Across the street, there was a sporting goods store that sold fishing equipment. I went there one day with a friend and shoplifted a small container of lead sinkers. No idea why I did that. I certainly had no need for them.
In the summer, the same friend and I would sit on a bench on the south side of Bloor across from the Runnymede Library and tabulate the cars that passed by: Dodge Custom Royals, Cadillacs, Plymouths, etc.
There was a parking lot behind us, beside Loblaws (now No Frills), that overlooked a ravine. We could see Lake Ontario, and in August we used to watch the Air Show from there. On the west corner of Glendonwynne, there was an Esso Station with an old Jeep on the roof.
My mom sent me to take swimming lessons in the summer at Western Tech.
I got my first two-wheeled bicycle for my fifth birthday, which I rode through High Park with my friend Richard in 1955 and 1956.
We would go to the CNE to watch track cycling races through the fence around the Grandstand. One day I rode along Bloor St. to visit my dad. By that time, he had found a job with Chartered Trust at the corner of Yonge St. and St. Clair Ave. When my mom locked my bike in the basement as punishment, I snuck out of the house and rode my friend’s old bike around the neighbourhood.
Mother frequently took us shopping in the Junction. We would go to Kresge’s, on the north side of Dundas, and to Taylor’s Jewellers, owned by the father of a kid in my sister’s class at Runnymede named Ken Taylor. We also went to Savage’s Shoe Store, on the north side of Dundas, where you could look at the bones in your feet through an X-ray machine.
One day when my mom left me in the car while she went to a store, I snuck out and bought a small, knobbly cigar from an Italian grocer shop on the same block as these other stores.
My dad operated a market garden for a while from a vacant lot on the southwest corner of Annette St. and Baby Point Rd. (There’s an apartment building there now.) I used to go with him and play with a toy steam shovel that blew smoke out of its chimney when I stuffed it with paper and lit it on fire.

On Sundays, my dad drove my mother, my sister and me to Runnymede United Church, at Kennedy Ave. and Runnymede Rd. He’d drop us at the curb in front of the church and then drive away. My mom said he spent the morning at a steam bath downtown before returning to pick us up around noon. He had problems with his legs, and I suppose the steam bath helped.
In the winter, my dad took me on Saturday mornings to the artificial ice rink in High Park to play shinny.
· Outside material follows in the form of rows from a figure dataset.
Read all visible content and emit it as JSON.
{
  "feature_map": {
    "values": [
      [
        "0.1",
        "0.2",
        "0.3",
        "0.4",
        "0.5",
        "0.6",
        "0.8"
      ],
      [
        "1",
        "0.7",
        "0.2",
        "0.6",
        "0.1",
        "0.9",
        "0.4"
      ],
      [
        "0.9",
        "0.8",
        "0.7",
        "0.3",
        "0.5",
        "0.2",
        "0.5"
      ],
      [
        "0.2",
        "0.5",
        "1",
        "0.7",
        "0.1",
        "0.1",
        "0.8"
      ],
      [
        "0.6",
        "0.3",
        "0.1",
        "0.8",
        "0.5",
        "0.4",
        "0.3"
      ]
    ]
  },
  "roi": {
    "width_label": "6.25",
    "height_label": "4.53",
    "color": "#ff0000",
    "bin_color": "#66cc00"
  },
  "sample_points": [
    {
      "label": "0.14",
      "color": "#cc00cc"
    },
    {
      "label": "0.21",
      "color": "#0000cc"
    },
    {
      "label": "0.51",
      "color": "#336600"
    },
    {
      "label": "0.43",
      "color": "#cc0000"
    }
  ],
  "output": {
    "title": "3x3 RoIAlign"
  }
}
I wore my Montreal Canadiens uniform that I’d received for Christmas. It included a pair of short pants with a pocket on the back where I stashed a nickel to pay for the streetcar ride home.
My dad once took me to a different rink, with natural ice, on the northwest corner of Runnymede and St. Clair Ave. I played that day for hours with exceptional skill, as I recall, against kids much older than me. When we got too cold to play, we went into a ramshackle wooden hut at the edge of the rink, where we warmed our hands over a wood stove.
One afternoon in August, 1958, my mother moved with my sister and me to a house in Etobicoke near the Cloverdale Mall. She bought it with the assistance of John Menary, a real estate agent on Roncesvalles who often helped her.
I never saw my dad again. He drowned a year later in Lake Ontario, near the mouth of the Humber River.